Dois bustos raros resgatados da destruição da antiga cidade de Palmira pelo grupo extremista Estado Islâmico (EI) em breve voltarão à Síria, após uma minuciosa restauração na Itália.
Recuperados pelas tropas sírias, eles haviam sido desfigurados com o que parece ter sido golpes de martelo, e são talvez os únicos artefatos desse tipo a saírem do deserto sem ser roubados.
A tecnologia moderna ajudou na restauração, que também é vista como uma homenagem ao arqueólogo sírio Khaled al-Assad, ex-chefe de antiguidades em Palmira, assassinado por combatentes do EI em 2015, aos 82 anos.
"Este é um exemplo de uma questão a qual atribuímos grande importância: a da diplomacia cultural, o fato de que a cultura pode ser um instrumento de diálogo entre as pessoas, mesmo quando as circunstâncias são difíceis", disse na quinta-feira o ministro italiano da Cultura, Dario Franceschini.
Os jihadistas do EI se apoderaram de Palmira em maio de 2015 e começaram a destruir sistematicamente os monumentos e templos da cidade, ao mesmo tempo em que saqueavam seus muitos tesouros arqueológicos.
Eles foram expulsos em março de 2016, mas recuperaram o controle da cidade em dezembro passado.

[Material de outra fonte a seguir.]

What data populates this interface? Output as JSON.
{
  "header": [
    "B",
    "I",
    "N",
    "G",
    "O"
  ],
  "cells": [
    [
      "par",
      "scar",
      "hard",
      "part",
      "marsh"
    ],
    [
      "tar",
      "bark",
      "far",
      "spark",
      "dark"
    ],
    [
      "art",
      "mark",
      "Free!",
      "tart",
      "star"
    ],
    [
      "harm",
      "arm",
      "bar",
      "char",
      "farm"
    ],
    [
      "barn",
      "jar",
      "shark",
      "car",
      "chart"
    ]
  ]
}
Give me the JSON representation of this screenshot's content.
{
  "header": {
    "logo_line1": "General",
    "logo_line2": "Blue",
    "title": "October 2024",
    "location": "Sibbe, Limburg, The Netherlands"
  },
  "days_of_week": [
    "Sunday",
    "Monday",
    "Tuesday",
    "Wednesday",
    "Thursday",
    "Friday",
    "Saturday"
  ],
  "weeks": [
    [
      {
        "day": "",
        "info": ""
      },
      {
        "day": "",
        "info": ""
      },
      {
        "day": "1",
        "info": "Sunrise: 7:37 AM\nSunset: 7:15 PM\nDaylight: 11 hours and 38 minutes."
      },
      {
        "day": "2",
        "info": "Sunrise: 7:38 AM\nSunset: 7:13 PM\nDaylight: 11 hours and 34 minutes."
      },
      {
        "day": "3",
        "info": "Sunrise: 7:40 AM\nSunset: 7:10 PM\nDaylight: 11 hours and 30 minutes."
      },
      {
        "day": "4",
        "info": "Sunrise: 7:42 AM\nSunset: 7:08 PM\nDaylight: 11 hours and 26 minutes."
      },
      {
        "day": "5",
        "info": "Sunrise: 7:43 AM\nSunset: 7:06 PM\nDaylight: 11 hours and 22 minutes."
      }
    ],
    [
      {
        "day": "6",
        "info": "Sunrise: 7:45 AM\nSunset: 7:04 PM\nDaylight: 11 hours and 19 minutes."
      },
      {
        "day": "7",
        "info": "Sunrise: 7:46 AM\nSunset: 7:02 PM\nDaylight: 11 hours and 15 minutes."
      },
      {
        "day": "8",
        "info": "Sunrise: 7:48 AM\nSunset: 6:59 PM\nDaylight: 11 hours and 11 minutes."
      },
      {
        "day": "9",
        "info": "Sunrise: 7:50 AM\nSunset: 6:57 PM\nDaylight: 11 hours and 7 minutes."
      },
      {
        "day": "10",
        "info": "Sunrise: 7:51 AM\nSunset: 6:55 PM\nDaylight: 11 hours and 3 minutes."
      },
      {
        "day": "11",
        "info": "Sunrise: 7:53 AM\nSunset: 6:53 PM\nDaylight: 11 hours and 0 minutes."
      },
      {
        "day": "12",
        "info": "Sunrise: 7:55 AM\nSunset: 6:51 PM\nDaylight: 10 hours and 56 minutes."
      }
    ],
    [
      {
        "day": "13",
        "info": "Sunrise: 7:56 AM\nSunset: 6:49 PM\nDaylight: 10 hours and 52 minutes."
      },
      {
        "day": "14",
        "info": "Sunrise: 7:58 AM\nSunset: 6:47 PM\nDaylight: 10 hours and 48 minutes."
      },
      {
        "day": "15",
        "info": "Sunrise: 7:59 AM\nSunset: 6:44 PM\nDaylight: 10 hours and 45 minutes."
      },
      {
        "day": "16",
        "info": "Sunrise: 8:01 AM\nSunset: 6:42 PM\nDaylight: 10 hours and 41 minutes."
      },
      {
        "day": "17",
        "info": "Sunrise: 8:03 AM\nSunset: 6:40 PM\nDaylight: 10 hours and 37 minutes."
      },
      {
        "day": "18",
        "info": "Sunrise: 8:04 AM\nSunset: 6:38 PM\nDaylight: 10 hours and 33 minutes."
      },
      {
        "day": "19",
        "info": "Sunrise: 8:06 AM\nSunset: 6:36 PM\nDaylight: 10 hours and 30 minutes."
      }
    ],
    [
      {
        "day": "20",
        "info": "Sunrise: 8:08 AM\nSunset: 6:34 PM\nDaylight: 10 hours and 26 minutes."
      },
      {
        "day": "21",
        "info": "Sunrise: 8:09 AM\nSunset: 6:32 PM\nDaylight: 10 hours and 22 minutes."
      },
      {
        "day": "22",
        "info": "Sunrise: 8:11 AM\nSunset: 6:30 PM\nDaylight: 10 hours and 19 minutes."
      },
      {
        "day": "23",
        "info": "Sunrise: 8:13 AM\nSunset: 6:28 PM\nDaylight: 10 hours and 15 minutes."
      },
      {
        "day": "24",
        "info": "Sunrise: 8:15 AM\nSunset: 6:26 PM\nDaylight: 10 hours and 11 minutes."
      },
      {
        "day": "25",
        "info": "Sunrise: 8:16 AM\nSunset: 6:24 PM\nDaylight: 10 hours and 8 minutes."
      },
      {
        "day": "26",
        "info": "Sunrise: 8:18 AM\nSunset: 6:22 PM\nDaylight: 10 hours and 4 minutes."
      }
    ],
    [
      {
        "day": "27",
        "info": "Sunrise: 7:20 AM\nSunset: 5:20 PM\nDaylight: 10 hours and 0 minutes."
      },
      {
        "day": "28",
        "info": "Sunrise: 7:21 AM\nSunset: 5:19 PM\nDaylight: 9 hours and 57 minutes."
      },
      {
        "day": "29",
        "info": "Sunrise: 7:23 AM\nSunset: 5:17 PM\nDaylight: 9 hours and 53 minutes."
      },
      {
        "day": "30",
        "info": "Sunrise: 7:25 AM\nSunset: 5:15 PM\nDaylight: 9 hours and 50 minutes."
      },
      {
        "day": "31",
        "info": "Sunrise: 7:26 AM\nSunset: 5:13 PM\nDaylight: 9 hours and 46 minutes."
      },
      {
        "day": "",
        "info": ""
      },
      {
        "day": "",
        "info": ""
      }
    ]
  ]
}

Embora a data exata da fundação de Palmira seja desconhecida, o nome da cidade é referido em uma tábua que data do século XIX A.C. como um ponto de parada para caravanas entre o Mediterrâneo e o Oriente.
Conhecida pelos sírios como a "Pérola do Deserto", Palmira ostentava templos, becos com colunas e tumbas elaboradamente decoradas que estavam entre os monumentos clássicos mais bem preservados do Oriente Médio, antes da sua destruição.
Centenas de importantes sítios do patrimônio foram saqueados ou destruídos durante o conflito, que já dura cinco anos, incluindo os templos de Bel e Baal-Shamin, do século I, em Palmira.
Os dois bustos funerários, que devem ser devolvidos às autoridades sírias até o final do mês, foram resgatados por soldados do regime quando eles retomaram Palmira.
As esculturas tinham sido seriamente desfiguradas por martelos, disse o ex-prefeito de Roma Francesco Rutelli, que promoveu a restauração através de sua associação "Incontro di Civilta" (encontro de civilizações).
Os bustos "são provavelmente as únicas obras de arte tiradas da zona do conflito sírio que não foram roubadas", disse Franceschini a repórteres durante uma exibição no Instituto Superior de Conservação e Restauração da Itália.
"Batalha ideológica"
Os bustos, de um homem e uma mulher, datam dos séculos II e III e foram levados ao Líbano antes de serem transferidos para Roma, disse Rutelli.
O ex-prefeito também rejeitou os críticos que acusaram os restauradores de trabalharem com o regime do presidente sírio, Bashar al-Assad, enquanto a guerra devasta o país.
"Este gesto não tem nenhum elemento de apoio político da nossa parte. A Itália fez e fará isso para qualquer país que pedir", disse Rutelli, observando que a restauração também foi um tributo ao antigo chefe das antiguidades Khaled al-Assad.
Antes da sua morte, o octogenário "conseguiu esconder centenas de obras de arte, mas não esses dois bustos, que caíram nas mãos do EI", acrescentou.
Uma equipe de cinco especialistas trabalhou nas restaurações durante um mês, focando em particular nos rostos.
Em uma das esculturas, a parte superior do rosto tinha sido destruída, mas a equipe conseguiu recriá-la usando um pó de nylon sintético e uma impressora 3D, uma técnica que nunca tinha sido usada para uma restauração deste tipo.
A nova peça foi anexada ao busto com poderosos ímãs, "o que a torna completamente removível, em linha com o princípio de que todos os trabalhos de restauração devem ser completamente reversíveis", disse Antonio Iaccarino, um dos restauradores.
"O que o Estado Islâmico destruiu, nós reconstruímos", disse. "Através da cultura, também travamos uma batalha ideológica".